W samolocie linii Continental lecącym z Houston do Chicago jeden z pasażerów próbował otworzyć drzwi w czasie lotu. Został obezwładniony przez załogę i innych pasażerów. Jak się okazało, dostał ataku paniki. Samolot wylądował awaryjnie w Saint Louis.

Z kolei samolot Delty zawrócono z trasy z San Diego do Detroit, kiedy załoga otrzymała anonimową wiadomość o zagrożeniu terrorystycznym. Po wylądowaniu w Albuquerque w stanie Nowy Meksyk wszystkich pasażerów przesłuchano, zanim samolot wystartował do lotu do Detroit.

W lecącym z Chicago do San Francisco samolocie American Airlines młody mężczyzna zaczął krzyczeć i walić pięściami w drzwi kabiny pilotów. Obezwładniono go i aresztowano.
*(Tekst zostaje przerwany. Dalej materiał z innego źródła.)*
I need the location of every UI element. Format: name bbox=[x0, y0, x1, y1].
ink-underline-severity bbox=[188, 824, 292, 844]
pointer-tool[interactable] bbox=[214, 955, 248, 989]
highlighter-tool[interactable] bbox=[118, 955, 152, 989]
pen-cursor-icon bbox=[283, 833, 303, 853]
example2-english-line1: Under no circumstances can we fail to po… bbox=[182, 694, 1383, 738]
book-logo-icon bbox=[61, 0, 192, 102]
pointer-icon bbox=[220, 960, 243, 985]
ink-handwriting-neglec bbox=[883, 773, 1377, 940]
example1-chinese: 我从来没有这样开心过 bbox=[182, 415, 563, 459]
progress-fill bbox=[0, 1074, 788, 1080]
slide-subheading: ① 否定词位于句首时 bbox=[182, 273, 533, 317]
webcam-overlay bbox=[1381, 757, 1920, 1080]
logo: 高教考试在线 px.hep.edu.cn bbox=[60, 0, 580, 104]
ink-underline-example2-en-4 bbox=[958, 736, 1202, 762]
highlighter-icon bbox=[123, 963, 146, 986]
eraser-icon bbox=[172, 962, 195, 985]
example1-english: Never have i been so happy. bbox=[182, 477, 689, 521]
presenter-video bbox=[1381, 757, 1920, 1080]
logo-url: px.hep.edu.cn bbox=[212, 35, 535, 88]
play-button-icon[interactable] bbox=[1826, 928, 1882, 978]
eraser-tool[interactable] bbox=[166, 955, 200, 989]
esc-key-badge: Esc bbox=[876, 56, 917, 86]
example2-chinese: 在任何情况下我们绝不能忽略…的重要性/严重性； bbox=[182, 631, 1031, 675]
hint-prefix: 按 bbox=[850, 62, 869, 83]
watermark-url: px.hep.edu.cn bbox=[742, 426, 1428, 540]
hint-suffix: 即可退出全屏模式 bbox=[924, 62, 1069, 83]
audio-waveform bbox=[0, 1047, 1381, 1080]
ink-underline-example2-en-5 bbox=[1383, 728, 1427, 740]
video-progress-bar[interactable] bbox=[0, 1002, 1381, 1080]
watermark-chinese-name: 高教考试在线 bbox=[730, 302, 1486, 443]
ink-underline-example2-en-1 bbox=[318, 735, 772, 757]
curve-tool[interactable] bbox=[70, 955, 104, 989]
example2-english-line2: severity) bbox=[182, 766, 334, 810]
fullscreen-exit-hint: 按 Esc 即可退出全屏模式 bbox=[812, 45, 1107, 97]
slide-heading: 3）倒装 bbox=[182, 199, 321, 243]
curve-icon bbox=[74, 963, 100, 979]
Miał paszport Jemenu na nazwisko Rageit Almurisi.

Fałszywe alarmy bombowe

Ponadto w Dallas w Teksasie ewakuowano w sobotę dwie stacje kolejki podmiejskiej DART, kiedy pies policyjny zwrócił uwagę funkcjonariuszy na pasażera pociągu z dwoma - jak się zdawało, podejrzanymi - pakunkami. Okazało się, że bagaże nie stanowiły żadnego zagrożenia.

W Nowym Jorku wszczęto wczoraj alarm po dziwacznym incydencie na linii kolei dojazdowej PATH. Młody mężczyzna, Reymundo Rodriguez, wszedł w nocy na tory w tunelu pod rzeką Hudson prowadzącym do sąsiedniego stanu New Jersey. Przeszedł torami przez cały tunel, zanim został zatrzymany. Policji powiedział, że zostawił na torach bombę. Tej jednak nie znaleziono.

Fałszywy alarm wywołała też w niedzielę w Nowym Jorku miniciężarówka zaparkowana na jednej z ulic na górnym Manhattanie. Podejrzewano, że ukryto w niej ładunek wybuchowy, ale okazało się, że w samochodzie go nie było.